The average usage, its standard deviation and the threat model function make up the
threat model. The average usage and standard deviation are constants in the threat model.
Using the threat model function, the average usage and standard deviation, threats analysis
can be done using linear and non linear programming. The goal is to minimize threats using
the threat model function as the objective function and the average usage and standard
deviation as constraints. Other parameters that may be used as constraints include the rate
at which usage is increasing with respect to a particular usage variable or the rate at which
the threat impact and frequency is increasing with respect to a particular usage variable.
2.8.25 Threat Prediction
This section discusses how to predict threats in a system. The network usage model discussed
in the previous chapter and its associated threat model will be used to demonstrate how to
predict or detect a threat in a system. As discussed in the previous section, threats can be
detected using linear and non linear programming. The network usage model function and its
associated threat model function are the objective functions.

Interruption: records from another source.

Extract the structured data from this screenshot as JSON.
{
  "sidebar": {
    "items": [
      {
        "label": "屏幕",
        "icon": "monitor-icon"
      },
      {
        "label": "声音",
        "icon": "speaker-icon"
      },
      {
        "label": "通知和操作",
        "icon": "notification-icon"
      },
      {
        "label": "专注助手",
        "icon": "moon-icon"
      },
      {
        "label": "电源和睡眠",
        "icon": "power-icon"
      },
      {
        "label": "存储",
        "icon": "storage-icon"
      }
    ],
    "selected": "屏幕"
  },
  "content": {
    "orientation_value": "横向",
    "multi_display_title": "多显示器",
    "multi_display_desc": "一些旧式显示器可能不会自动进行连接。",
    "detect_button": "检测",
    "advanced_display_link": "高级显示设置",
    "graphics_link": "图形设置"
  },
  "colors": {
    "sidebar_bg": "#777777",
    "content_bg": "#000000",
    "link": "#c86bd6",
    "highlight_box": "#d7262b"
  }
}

The constraints that will be used are the average network usage and its standard
deviation, and other parameters such as the rate at which the network threat increases with
respect to other network usage model components such as average host usage, average
server usage, average port usage, average time the network operates, average data
transmitted on the network. The goal of the linear or non linear programming is to optimize
the usage such that usage is within the range of the average usage minus its standard
deviation and the average usage plus its standard deviation. These are the lower and upper
bounds of our objective function. Every combination of system variables whose usage is
within this usage range minimizes threat in the system.
Since the average port, host and server usage are derived from their corresponding
usage models, the linear and non linear programming analysis will be done independently for
these ones. When a threat is predicted in a system, the chance of it being accurate is
dependent on the usage value at that instance and whether it is within the range of the
acceptable usage. This is constructed using the average usage and its standard deviation. Any
usage value that is less than the average usage minus its standard deviation is a threat. Also,
a usage value that is greater than the average usage plus its standard deviation is a threat.
That means that any predicted threat at a point where the predicted usage is within the usage
range has a high chance of being false. In addition to that, the actual and predicted usage
values can be used to determine that chance that the predicted threat is accurate. If the
difference between them is high, there is a chance that the predicted usage may be wrong.
Since the predicted usage and the threat models are derived from the usage model
function, there is a chance the predicted threat is also false. Finally, the closer the correlation
coefficient of the usage model function is to zero, the higher the chance the predicted usage
and its associated threats values are wrong. Usage model functions with correlation
coefficient of 0.6 and above indicate that the predicted usage values and predicted threats
values are accurate. These values are obtained from the usage model function and the threat
model function respectively which are modelled using relevant system variables that make it
possible to model system usage and system threats.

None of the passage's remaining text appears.